The following example query shows how the denormalized structure allows filtering by gas territorial area and population threshold with a single statement, no joins, and an estimated execution time under 10 ms.

sql

-- Query: Municipalities in ATO Gas "ATO-PIE-01" with population > 5000
SELECT
    denominazione,
    popolazione_2024,
    ato_gas_gestore,
    num_tabacchi,
    attractor_level
FROM gold.comuni_aggregati
WHERE ato_gas_id = 'ATO-PIE-01'
  AND popolazione_2024 > 5000
ORDER BY popolazione_2024 DESC;

-- Execution: Index scan on ato_gas_id, no joins, < 10ms

B. gold.dls_attractors

Contains the results of the territorial attractor analysis produced by the SLO algorithm. Each row represents a municipality classified according to its attractiveness level (metropolitan, urban, semi-urban, rural), with partial scores by service category, the 60-minute isochrone geometry, and the list of reachable municipalities. This table is the main output of Work Package 3 and directly feeds the cartographic visualizations and the territorial policy simulator.

sql

CREATE TABLE gold.dls_attractors (
    codice_istat VARCHAR(6) PRIMARY KEY REFERENCES gold.comuni_aggregati(codice_istat),
    denominazione VARCHAR(255) NOT NULL,

    -- Attractor classification
    attractor_level VARCHAR(50) NOT NULL,  -- 'metropolitan', 'urban', 'semi-urban', 'rural'
    attractor_score NUMERIC(5,2),  -- 0-100 score

    -- Service availability (weighted scores)
    servizi_sanitari_score NUMERIC(5,2),
    servizi_educativi_score NUMERIC(5,2),
    servizi_commerciali_score NUMERIC(5,2),
    servizi_trasporti_score NUMERIC(5,2),

    -- Isochrone analysis (60 min travel time)
    isochrone_60min GEOMETRY(MultiPolygon, 4326),
    comuni_raggiungibili_60min INTEGER[],  -- Array of ISTAT codes
    popolazione_raggiungibile_60min INTEGER,

    -- Clustering
    cluster_id INTEGER NOT NULL,
    cluster_centroid GEOMETRY(Point, 4326),

    -- Metadata
    calculation_date TIMESTAMP NOT NULL DEFAULT NOW(),

    CONSTRAINT valid_attractor_level CHECK (attractor_level IN ('metropolitan', 'urban', 'semi-urban', 'rural'))
);

C. Additional data marts

The two data marts described above cover the analytical requirements identified in the design phase. The Gold layer is however designed to accommodate additional thematic tables as the project's needs grow. New data marts can be added without modifying the Silver structure, simply by defining a new refresh function that reads from the EAV layer and materializes the data in the required form. Possible examples include views for mobility flow analysis, support tables for the territorial policy simulator (WP5), or thematic aggregations for specific territorial disadvantage indicators.

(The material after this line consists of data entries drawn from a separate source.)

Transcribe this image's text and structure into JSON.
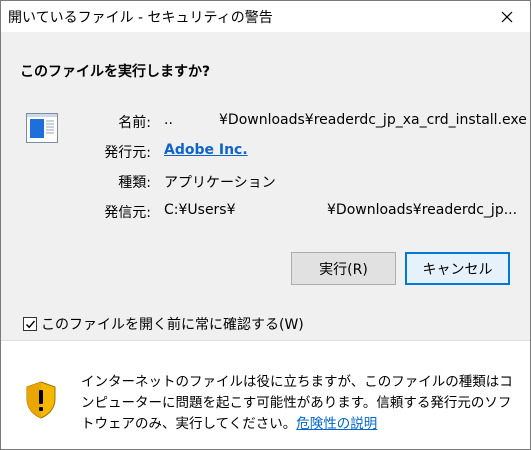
{
  "window": {
    "title": "開いているファイル - セキュリティの警告",
    "close_label": "×"
  },
  "dialog": {
    "question": "このファイルを実行しますか?",
    "icon": "application-window-icon",
    "fields": {
      "name_label": "名前:",
      "name_value_prefix": "..",
      "name_value": "¥Downloads¥readerdc_jp_xa_crd_install.exe",
      "publisher_label": "発行元:",
      "publisher_value": "Adobe Inc.",
      "type_label": "種類:",
      "type_value": "アプリケーション",
      "from_label": "発信元:",
      "from_value_prefix": "C:¥Users¥",
      "from_value": "¥Downloads¥readerdc_jp..."
    },
    "buttons": {
      "run": "実行(R)",
      "cancel": "キャンセル"
    },
    "checkbox": {
      "label": "このファイルを開く前に常に確認する(W)",
      "checked": true
    }
  },
  "footer": {
    "icon": "shield-warning-icon",
    "warning_text": "インターネットのファイルは役に立ちますが、このファイルの種類はコンピューターに問題を起こす可能性があります。信頼する発行元のソフトウェアのみ、実行してください。",
    "link_text": "危険性の説明"
  },
  "colors": {
    "accent": "#0078d7",
    "link": "#0066cc",
    "shield": "#f5b800"
  }
}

Analytical access with DuckDB

The Gold data marts are the primary data access interface for the project, but with different modes depending on the type of use. REST APIs and SLO algorithms query the Gold tables directly via PostgreSQL, leveraging spatial indexes and low-latency point queries. For exploratory analysis — Jupyter notebooks, researchers' Python scripts, hypothesis testing — DuckDB is used in embedded mode instead.

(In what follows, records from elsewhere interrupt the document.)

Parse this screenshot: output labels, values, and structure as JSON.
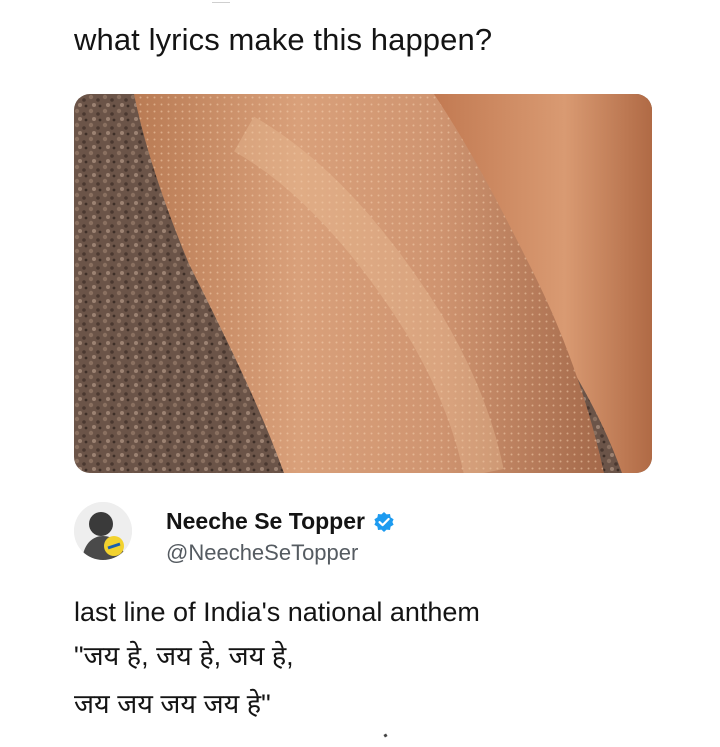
{
  "post": {
    "text": "what lyrics make this happen?"
  },
  "media": {
    "icon": "goosebumps-arm-photo"
  },
  "reply": {
    "author_name": "Neeche Se Topper",
    "handle": "@NeecheSeTopper",
    "verified": true,
    "verified_color": "#1d9bf0",
    "lines": [
      "last line of India's national anthem",
      "\"जय हे, जय हे, जय हे,",
      "जय जय जय जय हे\""
    ]
  },
  "colors": {
    "text": "#141414",
    "handle": "#555b61",
    "background": "#ffffff"
  }
}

DuckDB reads Gold tables from PostgreSQL via direct federation, without needing to copy data, with SQL syntax identical to the standard:

python

import duckdb

con = duckdb.connect()
con.execute("INSTALL postgres; LOAD postgres;")
con.execute("""
    ATTACH 'dbname=maps_db host=localhost user=maps password=...'
    AS maps (TYPE postgres, READ_ONLY);
""")

# Query on the Gold layer: high-attractiveness municipalities in mountain areas
result = con.execute("""
    SELECT denominazione, attractor_score, popolazione_2024, zona_altimetrica
    FROM maps.gold.dls_attractors a
    JOIN maps.gold.comuni_aggregati c USING (codice_istat)
    WHERE a.attractor_level = 'urban'
      AND c.zona_altimetrica = 'montagna'
    ORDER BY a.attractor_score DESC
    LIMIT 20
""").df()

When data must be distributed to external researchers or archived for offline analysis, the Gold layer can be exported in Parquet format — a compressed columnar format that DuckDB reads directly, without a database, with performance equivalent to in-memory.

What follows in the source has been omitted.